Aku mengusap lagi lembaran pertama buku bersampul warna cokelat tua, merasakan atmosfer masa lalu, menyerap lagi sisa-sisa ingatan yang tersisa. Tentang mata tajam menusuk yang terus memaksaku pergi ke sekolah, tentang senyum diam-diam saat tengah malam ketika melihat huruf-huruf 'Salah'nya.

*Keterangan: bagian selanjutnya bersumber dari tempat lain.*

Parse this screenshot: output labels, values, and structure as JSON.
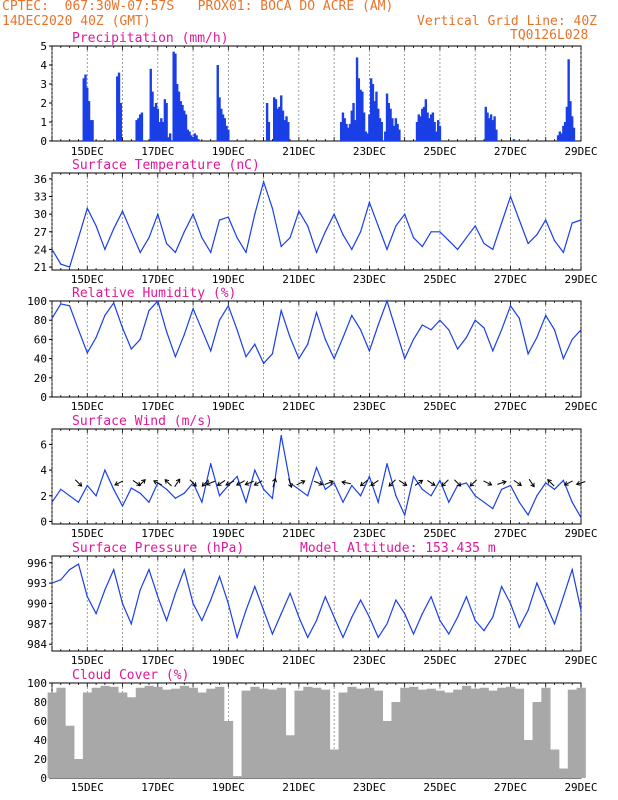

Aku menyusuri lagi spasi-spasi tak beraturan lebarnya di atas lembaran kertas rapuh berusia belasan tahun, mencari semangat yang baru saja kehilangan sumbernya. Mencari nafas yang beberapa jam lalu diambil lagi oleh-Nya, mencari permukaan kertas yang mungkin akan mengingatkan pada jasad kaku Nenekku. Mungkin senyumnya terselip diantara huruf yang disebutnya 'Salah', mungkin suaranya menjelma menjadi coretan menyilang di atas kata yang dulu susah payah kubuat.

Aku mengusapnya lagi, sampul berwarna cokelat tua compang-camping di tanganku. Iya, selotip yang menguning, hanya dua senti. Aku melihatnya, Nenekku ada di sana. Tangisku memaksanya menyambung kembali sobekan sampul buku pertamaku, membongkar semua isi laci demi selotip untuk dua senti. Atau mungkin untuk tangisku. Untuk cucu satu-satunya.